Double occupancy as a universal probe for antiferromagnetic correlations and entropy in cold fermions on optical lattices

TL;DR

This paper demonstrates that double occupancy measurements serve as a universal indicator of antiferromagnetic correlations and entropy levels in cold fermionic systems across different dimensions, providing guidance for experimental detection.

Contribution

It provides a comprehensive analysis of double occupancy as a probe for AF correlations across 1D, 2D, and 3D systems, highlighting its near universality and experimental relevance.

Findings

Double occupancy correlates with AF correlations across dimensions.

D(s) approaches log(2) at strong coupling, indicating entropy thresholds.

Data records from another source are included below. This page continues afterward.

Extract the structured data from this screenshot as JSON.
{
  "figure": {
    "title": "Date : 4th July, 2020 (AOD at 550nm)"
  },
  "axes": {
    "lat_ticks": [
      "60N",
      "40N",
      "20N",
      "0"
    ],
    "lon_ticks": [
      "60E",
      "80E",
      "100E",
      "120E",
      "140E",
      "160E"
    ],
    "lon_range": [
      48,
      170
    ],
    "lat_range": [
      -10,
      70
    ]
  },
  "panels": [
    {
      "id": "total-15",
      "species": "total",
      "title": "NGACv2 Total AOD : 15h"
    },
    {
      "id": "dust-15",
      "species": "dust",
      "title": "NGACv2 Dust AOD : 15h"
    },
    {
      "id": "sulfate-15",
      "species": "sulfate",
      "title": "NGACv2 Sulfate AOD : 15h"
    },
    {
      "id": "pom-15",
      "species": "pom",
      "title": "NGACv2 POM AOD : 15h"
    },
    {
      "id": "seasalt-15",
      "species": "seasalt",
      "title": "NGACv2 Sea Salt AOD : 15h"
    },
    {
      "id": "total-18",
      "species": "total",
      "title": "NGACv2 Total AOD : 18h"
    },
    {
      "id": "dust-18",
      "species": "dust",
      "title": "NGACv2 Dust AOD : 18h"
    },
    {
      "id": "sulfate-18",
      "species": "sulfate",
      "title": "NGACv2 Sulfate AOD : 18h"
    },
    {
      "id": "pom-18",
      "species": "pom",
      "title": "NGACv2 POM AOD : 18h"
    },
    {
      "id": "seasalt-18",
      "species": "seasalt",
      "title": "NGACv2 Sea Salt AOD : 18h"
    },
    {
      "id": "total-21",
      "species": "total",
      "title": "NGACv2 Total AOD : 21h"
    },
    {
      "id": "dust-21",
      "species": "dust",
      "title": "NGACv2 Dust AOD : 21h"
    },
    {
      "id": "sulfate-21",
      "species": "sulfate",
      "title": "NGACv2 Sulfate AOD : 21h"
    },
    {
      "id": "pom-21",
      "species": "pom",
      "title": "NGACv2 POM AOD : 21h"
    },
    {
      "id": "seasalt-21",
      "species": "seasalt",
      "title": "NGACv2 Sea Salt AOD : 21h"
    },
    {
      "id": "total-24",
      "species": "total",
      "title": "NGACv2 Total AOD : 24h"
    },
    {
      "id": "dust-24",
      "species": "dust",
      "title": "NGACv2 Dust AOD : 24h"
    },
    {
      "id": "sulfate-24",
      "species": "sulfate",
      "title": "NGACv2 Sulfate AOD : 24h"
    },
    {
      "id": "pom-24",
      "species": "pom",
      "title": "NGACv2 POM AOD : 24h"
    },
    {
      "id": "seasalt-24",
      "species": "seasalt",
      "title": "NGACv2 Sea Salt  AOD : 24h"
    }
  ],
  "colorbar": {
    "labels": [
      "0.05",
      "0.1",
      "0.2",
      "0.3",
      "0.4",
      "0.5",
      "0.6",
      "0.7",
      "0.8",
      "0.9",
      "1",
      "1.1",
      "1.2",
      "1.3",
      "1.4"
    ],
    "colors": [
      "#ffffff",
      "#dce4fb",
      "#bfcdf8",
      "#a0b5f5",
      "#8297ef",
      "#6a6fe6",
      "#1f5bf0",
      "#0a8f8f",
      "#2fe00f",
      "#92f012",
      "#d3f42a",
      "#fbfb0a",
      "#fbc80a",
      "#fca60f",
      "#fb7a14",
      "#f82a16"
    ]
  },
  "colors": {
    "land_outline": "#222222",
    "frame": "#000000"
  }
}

Long-range order is less relevant for current AF detection in cold fermions.

Abstract

We verify signatures of antiferromagnetic (AF) correlations in the double occupancy D [Gorelik et al., PRL 105, 065301 (2010)] and study their dimensional dependence using direct quantum Monte Carlo in dimensions d=2,3 and Bethe Ansatz in d=1. We find quantitative agreement with dynamical mean-field theory (DMFT) in the cubic case and qualitative agreement down to d=1. As a function of entropy s=S/(N k_B), D is nearly universal with respect to d; the minimum in D(s) approaches s=log(2) at strong coupling, as predicted by DMFT. Long-range order appears hardly relevant for the current search of AF signatures in cold fermions. Thus, experimentalists need not achieve s<log(2)/2 and should consider lower dimensions, for which the AF effects are larger.